Di questa dimensione del sapere, conosciuta dai poeti e dalle poetesse fin dall’antichità, si cerca di fare a meno quando si persegue la strada del consenso, della coincidenza con se stessi. È Freud colui che, per primo, tenta di dare una forma trasmissibile a questo tipo di sapere affermando a chiare lettere che ciò che rivela la scoperta dell’inconscio è che l’io non è più padrone a casa sua. C’è qualcosa che sfugge al soggetto, sfugge alla coscienza e alla conoscenza saputa e ripetibile, manifestandosi per il tramite dell’inconscio; c’è qualcosa, insomma, di ingovernabile.
Ingovernabile non è sinonimo di irrazionale, qualifica di cui venivano tacciate le donne da Aristotele. Ingovernabile è ciò che sfugge al controllo della coscienza, del sapere costituito, che non rientra in ciò che è già dato. Ingovernabile non coincide neppure con inconoscibile seppur sia vero che per conoscere l’ingovernabile bisogna trovare il modo di allentare quel controllo che la coscienza esercita – o cerca di esercitare – sul soggetto.
Sappiamo che la psicoanalisi nasce proprio da un dissenso che i corpi delle isteriche portano di fronte al sapere costituito della medicina: qualcosa non va ma non può essere spiegato attraverso il sapere medico. È un atto di insubordinazione del corpo che rivela l’impossibilità di un sapere tutto pieno, di un sapere completo, totale. Avere dunque a che fare con l’ingovernabile che risiede al cuore di ogni sapere, di ogni conoscenza, potrebbe voler dire fare i conti con la possibilità di esercitare un’impotenza. Un paradosso, dunque, che gioca fra potere e possibile, e fra impotenza e impossibile. Quale sapere possibile da questa impossibilità?

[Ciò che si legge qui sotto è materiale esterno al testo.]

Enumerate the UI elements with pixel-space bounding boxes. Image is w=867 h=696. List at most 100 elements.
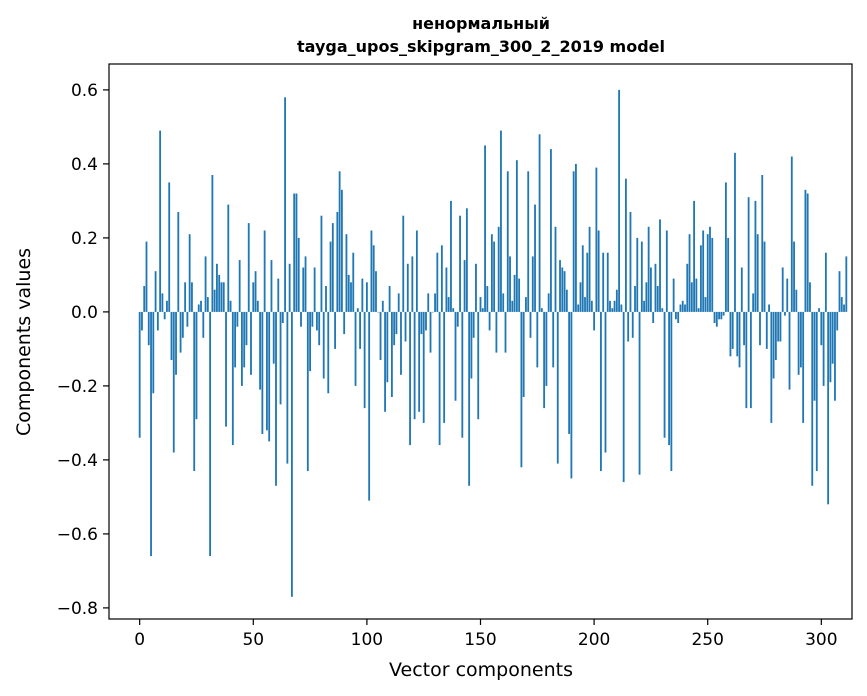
- bar: [222, 282, 225, 312]
- bar: [550, 149, 552, 312]
- bar: [679, 304, 682, 312]
- bar: [404, 311, 407, 342]
- bar: [436, 252, 439, 312]
- bar: [197, 304, 200, 312]
- bar: [440, 245, 443, 312]
- bar: [168, 182, 171, 312]
- bar: [170, 311, 173, 360]
- bar: [593, 311, 596, 331]
- bar: [731, 311, 734, 349]
- bar: [259, 311, 262, 390]
- bar: [595, 167, 598, 312]
- bar: [759, 311, 761, 346]
- bar: [415, 230, 418, 312]
- bar: [177, 212, 180, 312]
- bar: [422, 311, 425, 423]
- chart-subtitle: tayga_upos_skipgram_300_2_2019 model: [297, 37, 665, 56]
- bar: [677, 311, 680, 323]
- bar: [538, 134, 541, 312]
- bar: [609, 300, 611, 312]
- bar: [799, 311, 802, 368]
- bar: [745, 311, 748, 409]
- bar: [281, 311, 284, 323]
- bar: [761, 175, 764, 312]
- bar: [193, 311, 196, 471]
- bar: [268, 311, 271, 442]
- bar: [554, 226, 557, 312]
- bar: [522, 311, 525, 397]
- bar: [518, 278, 521, 312]
- bar: [509, 256, 511, 312]
- bar: [575, 163, 577, 312]
- bar: [752, 293, 755, 312]
- bar: [138, 311, 141, 438]
- bar: [263, 230, 266, 312]
- bar: [684, 304, 686, 312]
- bar: [631, 311, 634, 338]
- bar: [656, 286, 659, 312]
- bar: [765, 311, 768, 349]
- bar: [718, 311, 720, 320]
- bar: [588, 226, 591, 312]
- bar: [352, 252, 355, 312]
- bar: [304, 256, 307, 312]
- bar: [384, 311, 386, 412]
- bar: [622, 311, 625, 483]
- bar: [143, 286, 146, 312]
- bar: [395, 311, 398, 335]
- bar: [606, 252, 609, 312]
- bar: [586, 252, 589, 312]
- bar: [472, 311, 475, 338]
- bar: [602, 252, 605, 312]
- bar: [397, 293, 400, 312]
- bar: [345, 234, 348, 312]
- bar: [540, 308, 543, 312]
- bar: [254, 271, 257, 312]
- bar: [604, 311, 607, 453]
- bar: [531, 256, 534, 312]
- bar: [772, 311, 775, 379]
- bar: [484, 145, 486, 312]
- bar: [629, 212, 632, 312]
- bar: [295, 193, 298, 312]
- bar: [690, 282, 693, 312]
- bar: [159, 130, 162, 312]
- bar: [365, 282, 368, 312]
- bar: [452, 308, 455, 312]
- bar: [463, 260, 466, 312]
- bar: [311, 311, 314, 327]
- bar: [427, 293, 430, 312]
- bar: [443, 311, 446, 423]
- bar: [699, 245, 702, 312]
- bar: [652, 311, 655, 323]
- bar: [559, 260, 561, 312]
- bar: [836, 311, 839, 331]
- bar: [152, 311, 155, 394]
- bar: [597, 230, 600, 312]
- bar: [479, 297, 482, 312]
- bar: [720, 311, 723, 320]
- bar: [640, 241, 643, 312]
- bar: [202, 311, 205, 338]
- bar: [804, 189, 807, 312]
- bar: [618, 89, 621, 312]
- bar: [749, 311, 752, 409]
- bar: [636, 237, 639, 312]
- bar: [477, 311, 480, 420]
- bar: [409, 311, 411, 446]
- bar: [843, 304, 845, 312]
- bar: [577, 304, 580, 312]
- bar: [338, 171, 341, 312]
- bar: [247, 223, 250, 312]
- bar: [377, 311, 380, 313]
- bar: [834, 311, 836, 401]
- bar: [272, 311, 275, 364]
- bar: [784, 311, 786, 316]
- bar: [172, 311, 175, 453]
- bar: [815, 311, 818, 471]
- bar-series: [138, 89, 848, 597]
- bar: [845, 256, 848, 312]
- bar: [275, 311, 277, 486]
- bar: [747, 197, 750, 312]
- bar: [711, 237, 714, 312]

La cura e l’attenzione rivolta al collettivo diventano allora uno dei modi possibili per mantenere vivo lo iato fra il sapere costituito – la conoscenza dei predecessori, gli studi, il linguaggio – e il sapere non-saputo – l’invenzione, l’inconoscibile, il disturbante. Questo delicato andirivieni fra universale e singolare è la posta in gioco di una democrazia. Le condizioni di nascita di questa forma di governo ci obbligano a prestare attenzione al rischio che il consenso operi in termini di esclusione del femminile – inteso come forma di dissenso interna al legame. È il nome che potremmo dare a ciò che in ogni soggetto, indipendentemente dal sesso biologico, chiama a una certa libertà di movimento, a un poter essere anche altro da ciò che si è o che si è chiamati a essere.
Tornando infine alle parole del ragazzo di seconda media riportate in apertura, si può forse dire che il coraggio indica oggi una qualità propria del femminile laddove esso sia indicativo di un certo saperci fare con l’alterità che abita ognuno di noi.